The Road is a story of a father and son with the strongest bond imaginable. The two sustain each other completely, which makes it all the more excruciating when it becomes clear that the man struggles at every moment with a promise he made to the boy's mother, a vow inversely reminiscent of Abraham agreeing to sacrifice his son Isaac in Genesis. While that was a wrenching demonstration of faith, the single bullet remaining for the man's son is the ultimate indication of despair. The boy knows why it is there; indeed, whenever his father leaves him standing guard, the child reluctantly retains the gun, having been instructed to pull the trigger himself should marauders overtake him. The man has every expectation that the protection, in the form of a quick death, from the ravages of those who have managed to survive through brutality and cannibalism will be the last gift he imparts, a final violent expression of love to be followed by his own tormented demise.

And yet...The Road is the story of a journey. So while his may be, as Gandalf would say, "a fool's hope," the man presses his son onward with vague promises of a coastal haven unspoiled by the desecration that has surrounded the lad for the whole of his young life. I was startled when I realized that this epic trek through a ruined world toward some fabled destination reminded me of The Land Before Time, the haunting 1988 Don Bluth film whose magnificence remains undiminished despite excessive merchandising and an increasingly embarrassing line of direct-to-video sequels. Littlefoot and the man face many of the same challenges; both bereaved and made to soldier on in a life suddenly so unfamiliar, they find solace in caring for others, and this is what keeps them going when it seems that all of their efforts could be for naught. While Littlefoot attracts a small band of fellow apparent orphans, the man's entire focus is on his son's well-being, to the exclusion of all others. His practical insistence that they stick to self-preservation is often at odds with the boy's surprising altruism. Here is a child who has been raised in a world where survival of the fittest seems the only order of the day, and yet he consistently demonstrates empathy for other stragglers they encounter. While he is terrified of "the bad guys," what frightens him most of all is the thought of his father and him resorting to "bad guy" behavior in their desperation to endure. His keen sense that, to quote the film version of Sam Gamgee, "there's some good in this world, and it's worth fighting for" anchors the book in a hope that feels far more substantial than the man's ephemeral utopian visions. In a future in which the body is in constant peril, this child's chief concern is his soul.
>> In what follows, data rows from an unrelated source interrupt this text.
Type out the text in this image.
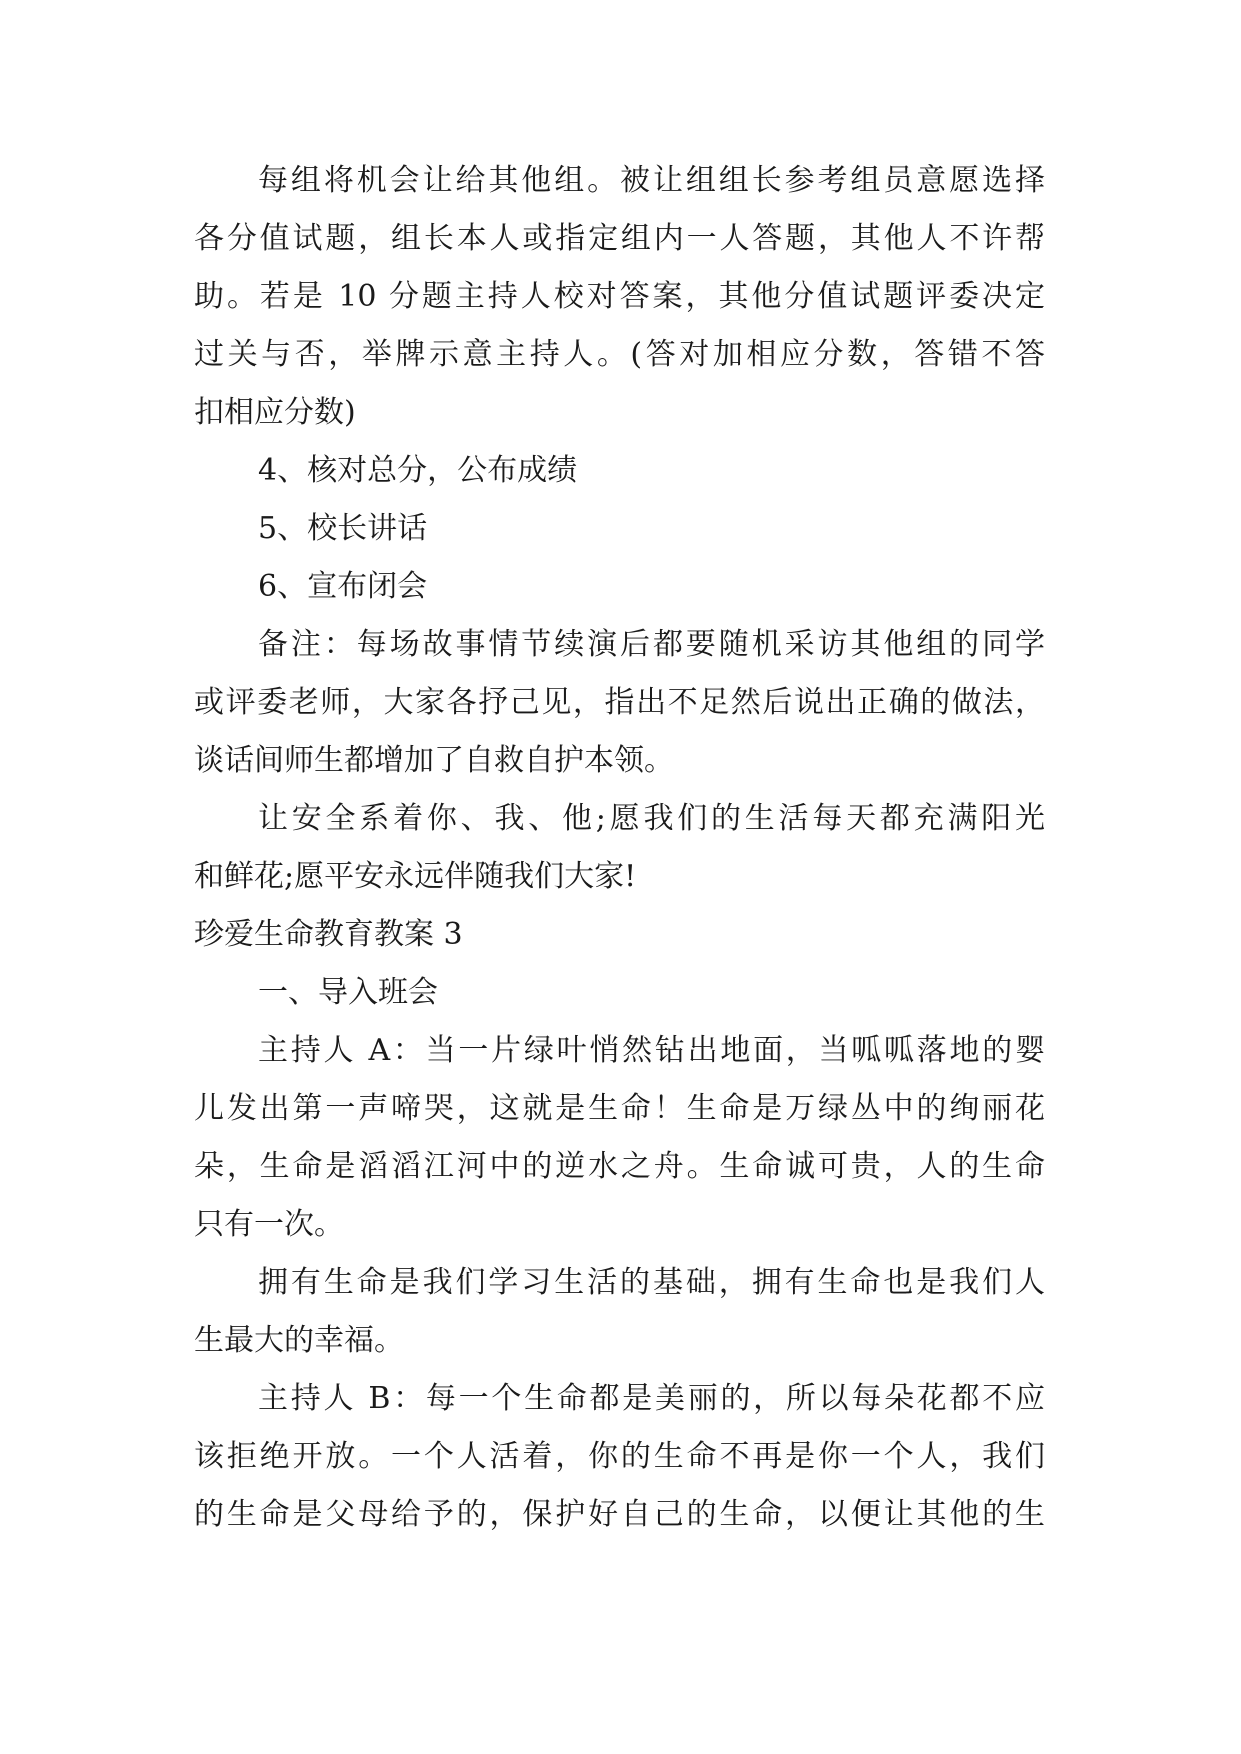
每组将机会让给其他组。被让组组长参考组员意愿选择
各分值试题，组长本人或指定组内一人答题，其他人不许帮
助。若是 10 分题主持人校对答案，其他分值试题评委决定
过关与否，举牌示意主持人。(答对加相应分数，答错不答
扣相应分数)
4、核对总分，公布成绩
5、校长讲话
6、宣布闭会
备注：每场故事情节续演后都要随机采访其他组的同学
或评委老师，大家各抒己见，指出不足然后说出正确的做法，
谈话间师生都增加了自救自护本领。
让安全系着你、我、他;愿我们的生活每天都充满阳光
和鲜花;愿平安永远伴随我们大家!
珍爱生命教育教案 3
一、导入班会
主持人 A：当一片绿叶悄然钻出地面，当呱呱落地的婴
儿发出第一声啼哭，这就是生命！生命是万绿丛中的绚丽花
朵，生命是滔滔江河中的逆水之舟。生命诚可贵，人的生命
只有一次。
拥有生命是我们学习生活的基础，拥有生命也是我们人
生最大的幸福。
主持人 B：每一个生命都是美丽的，所以每朵花都不应
该拒绝开放。一个人活着，你的生命不再是你一个人，我们
的生命是父母给予的，保护好自己的生命，以便让其他的生
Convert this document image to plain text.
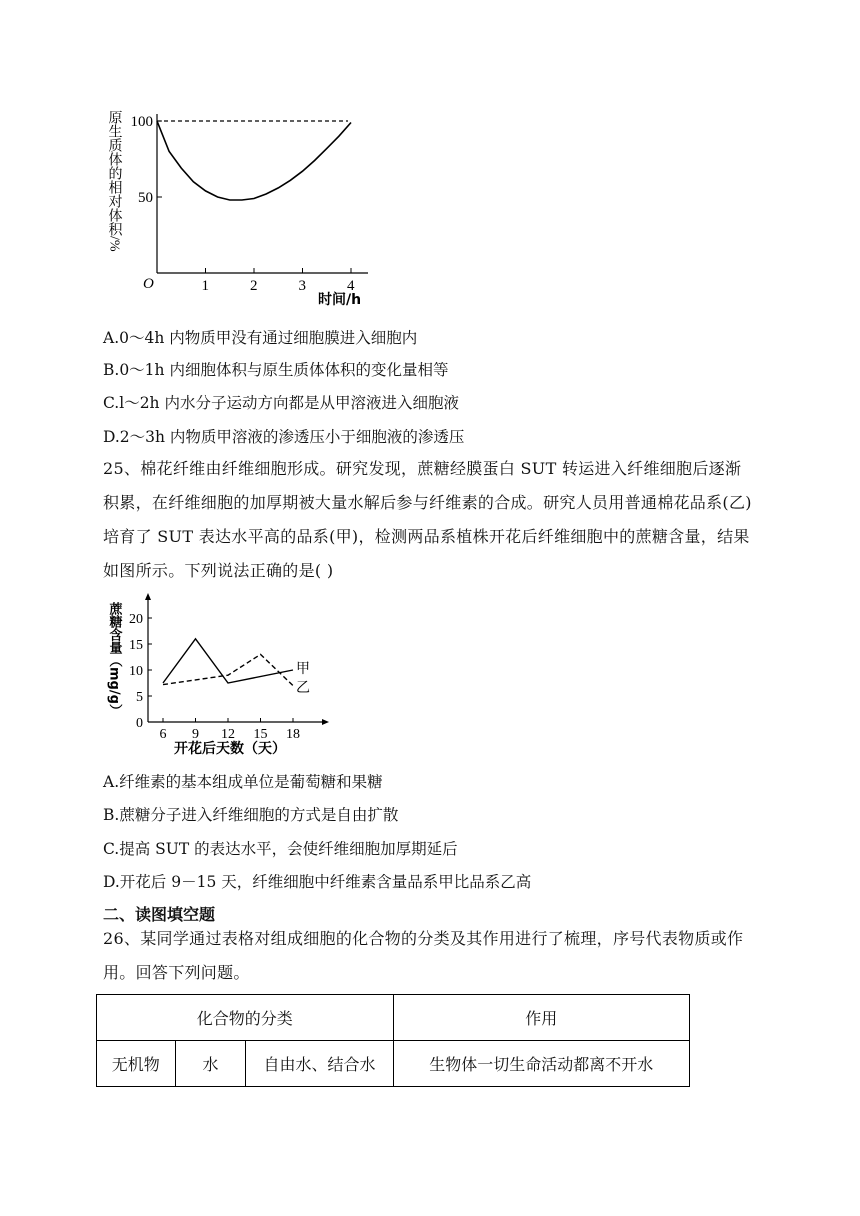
1	2	3	4
50
100
原生质体的相对体积/%
时间/h
O
A.0～4h 内物质甲没有通过细胞膜进入细胞内
B.0～1h 内细胞体积与原生质体体积的变化量相等
C.l～2h 内水分子运动方向都是从甲溶液进入细胞液
D.2～3h 内物质甲溶液的渗透压小于细胞液的渗透压
25、棉花纤维由纤维细胞形成。研究发现，蔗糖经膜蛋白 SUT 转运进入纤维细胞后逐渐积累，在纤维细胞的加厚期被大量水解后参与纤维素的合成。研究人员用普通棉花品系(乙)培育了 SUT 表达水平高的品系(甲)，检测两品系植株开花后纤维细胞中的蔗糖含量，结果如图所示。下列说法正确的是( )
6 9 12 15 18
0
5
10
15
20
甲
乙
蔗糖含量（mg/g）
开花后天数（天）
A.纤维素的基本组成单位是葡萄糖和果糖
B.蔗糖分子进入纤维细胞的方式是自由扩散
C.提高 SUT 的表达水平，会使纤维细胞加厚期延后
D.开花后 9－15 天，纤维细胞中纤维素含量品系甲比品系乙高
二、读图填空题
26、某同学通过表格对组成细胞的化合物的分类及其作用进行了梳理，序号代表物质或作用。回答下列问题。
化合物的分类			作用
无机物	水	自由水、结合水	生物体一切生命活动都离不开水
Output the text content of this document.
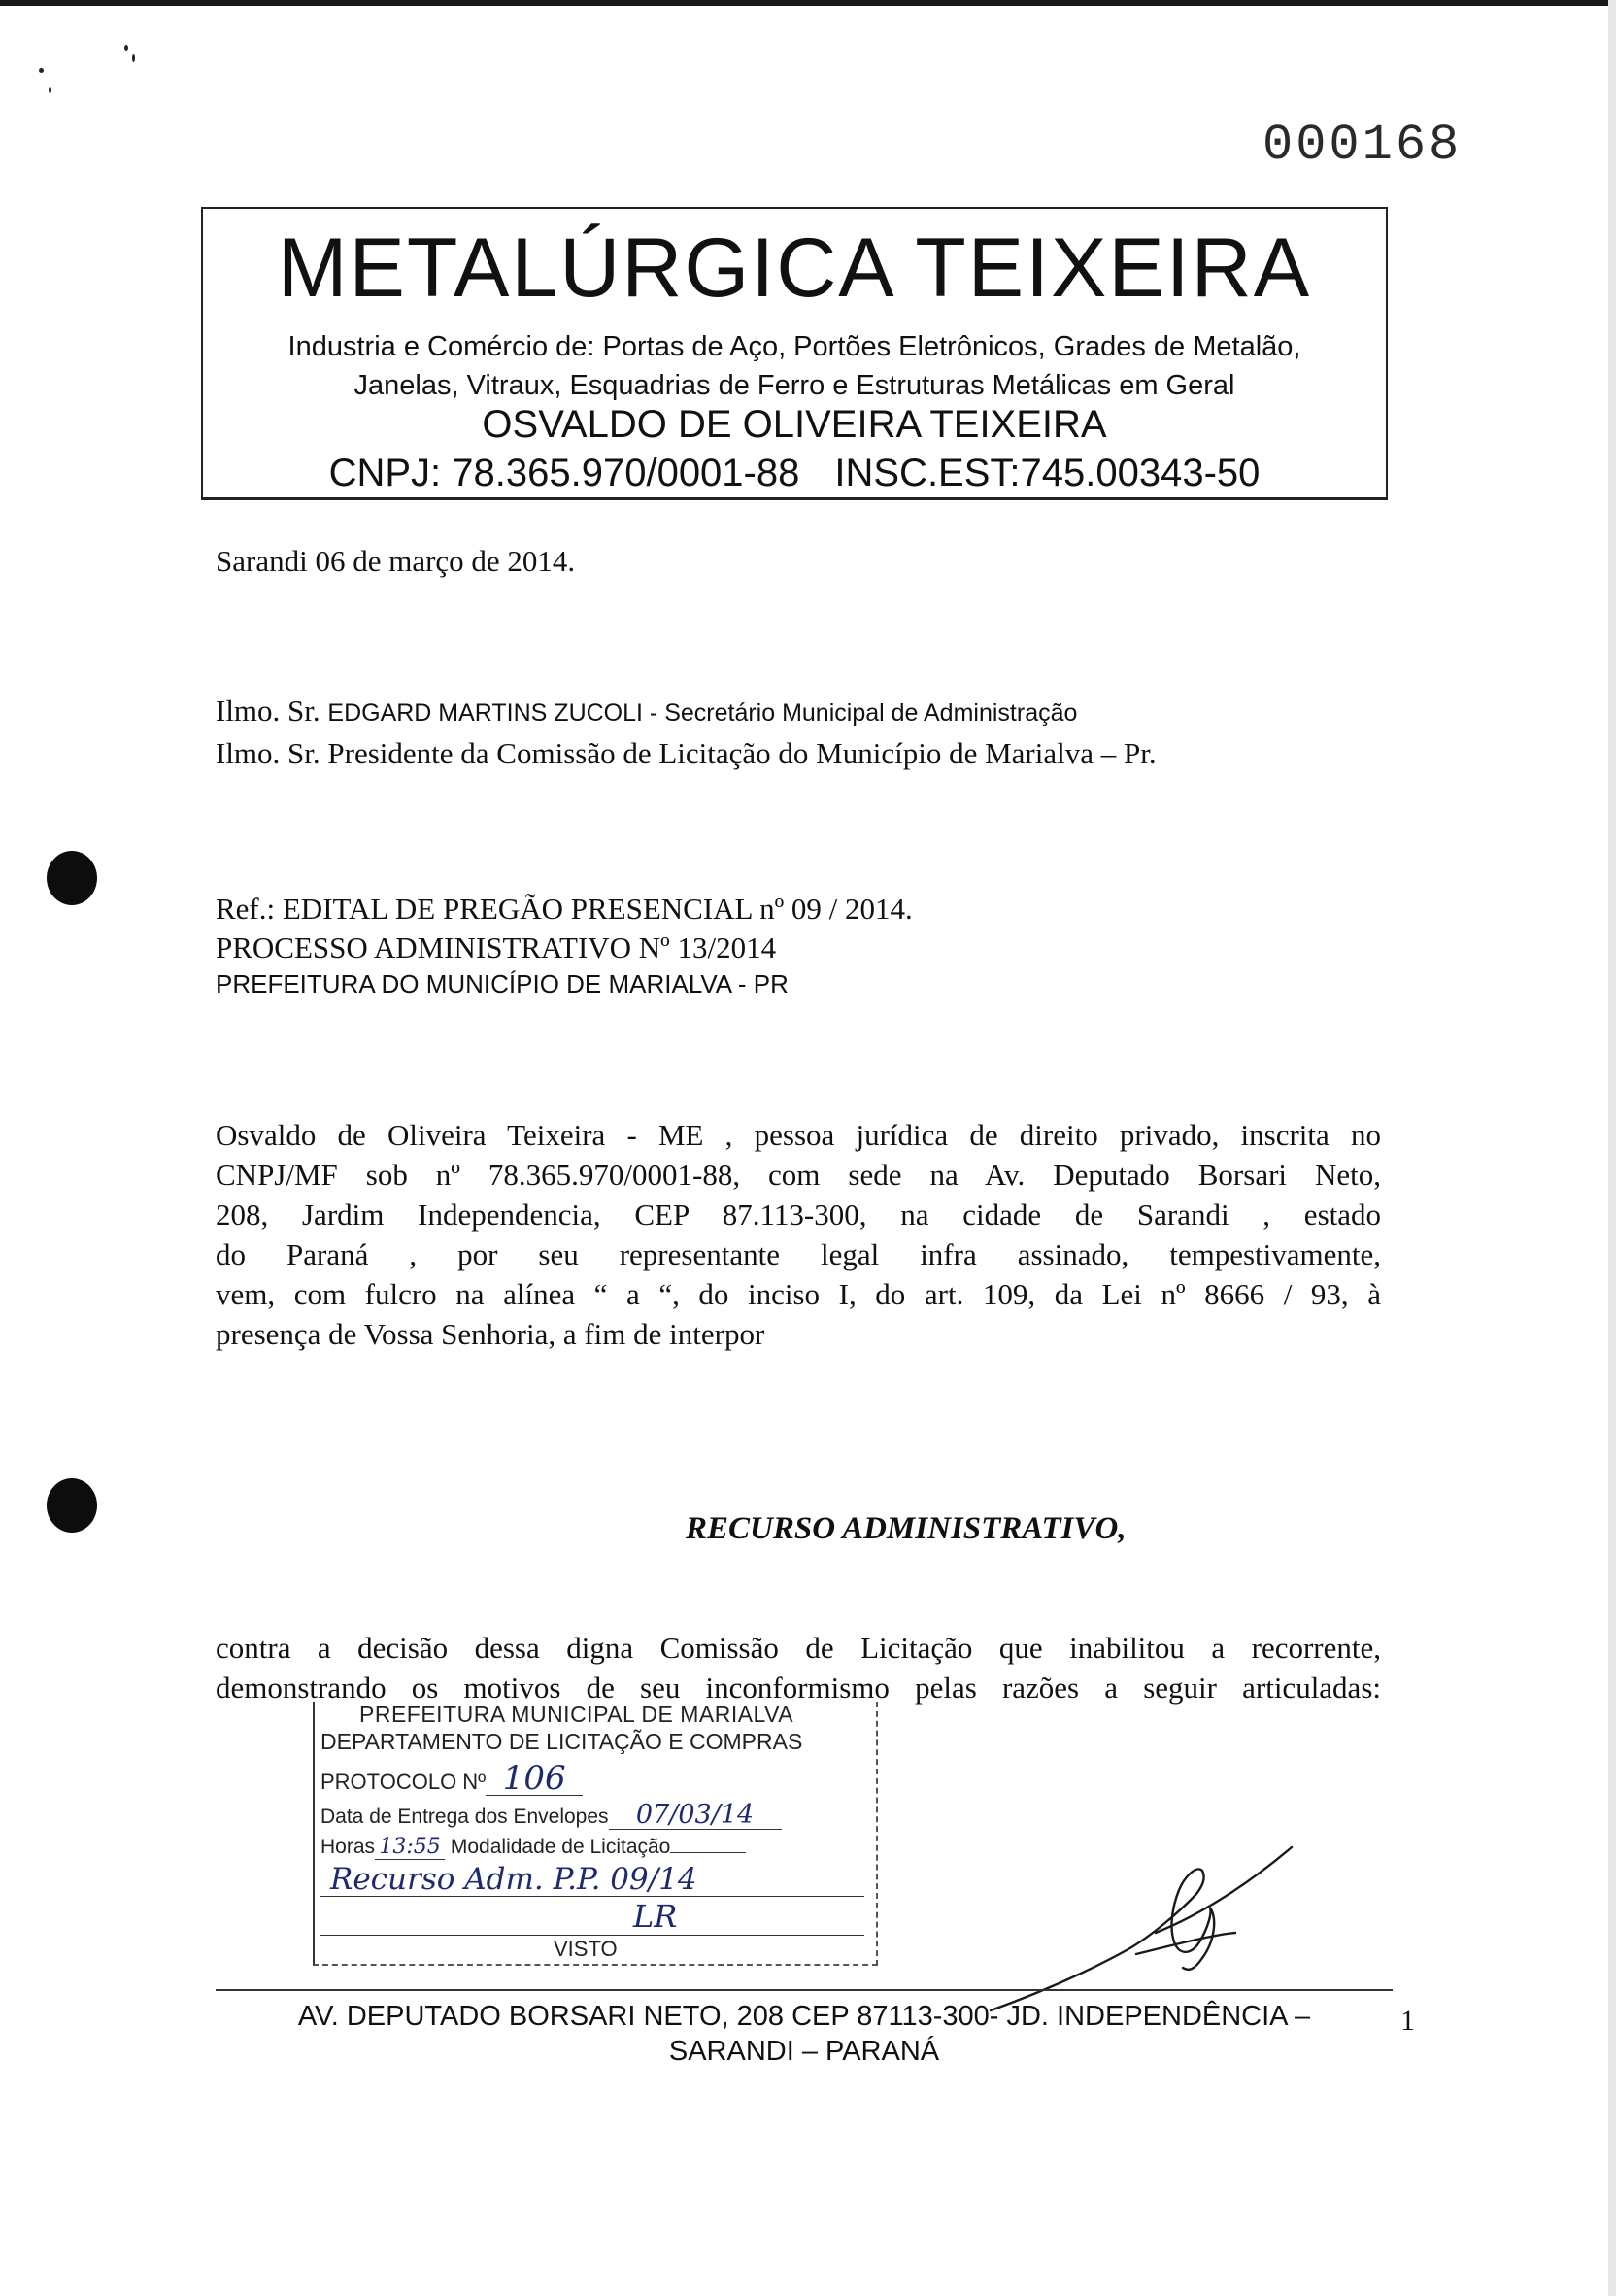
000168
METALÚRGICA TEIXEIRA
Industria e Comércio de: Portas de Aço, Portões Eletrônicos, Grades de Metalão,
Janelas, Vitraux, Esquadrias de Ferro e Estruturas Metálicas em Geral
OSVALDO DE OLIVEIRA TEIXEIRA
CNPJ: 78.365.970/0001-88 INSC.EST:745.00343-50
Sarandi 06 de março de 2014.
Ilmo. Sr. EDGARD MARTINS ZUCOLI - Secretário Municipal de Administração
Ilmo. Sr. Presidente da Comissão de Licitação do Município de Marialva – Pr.
Ref.: EDITAL DE PREGÃO PRESENCIAL nº 09 / 2014.
PROCESSO ADMINISTRATIVO Nº 13/2014
PREFEITURA DO MUNICÍPIO DE MARIALVA - PR
Osvaldo de Oliveira Teixeira - ME , pessoa jurídica de direito privado, inscrita no
CNPJ/MF sob nº 78.365.970/0001-88, com sede na Av. Deputado Borsari Neto,
208, Jardim Independencia, CEP 87.113-300, na cidade de Sarandi , estado
do Paraná , por seu representante legal infra assinado, tempestivamente,
vem, com fulcro na alínea “ a “, do inciso I, do art. 109, da Lei nº 8666 / 93, à
presença de Vossa Senhoria, a fim de interpor
RECURSO ADMINISTRATIVO,
contra a decisão dessa digna Comissão de Licitação que inabilitou a recorrente,
demonstrando os motivos de seu inconformismo pelas razões a seguir articuladas:
PREFEITURA MUNICIPAL DE MARIALVA
DEPARTAMENTO DE LICITAÇÃO E COMPRAS
PROTOCOLO Nº 106
Data de Entrega dos Envelopes 07/03/14
Horas 13:55 Modalidade de Licitação
Recurso Adm. P.P. 09/14
LR
VISTO
AV. DEPUTADO BORSARI NETO, 208 CEP 87113-300- JD. INDEPENDÊNCIA –
SARANDI – PARANÁ
1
Therefore, The Road left me feeling far less depressed than I expected. In fact, despite the utter desolation of the landscape McCarthy paints with his stark prose, I daresay I was uplifted. I look forward to comparing notes with Art and Erica after the film finally makes it to the big screen, supposedly in October, and retracing Mortensen's footsteps at Presque Isle once I see exactly where it is that he and his young co-star walked. In the meantime, I offer the same recommendation that was given to me. Prepare yourself for a searing experience, but don't let that stop you from exploring The Road in all its elegiac majesty.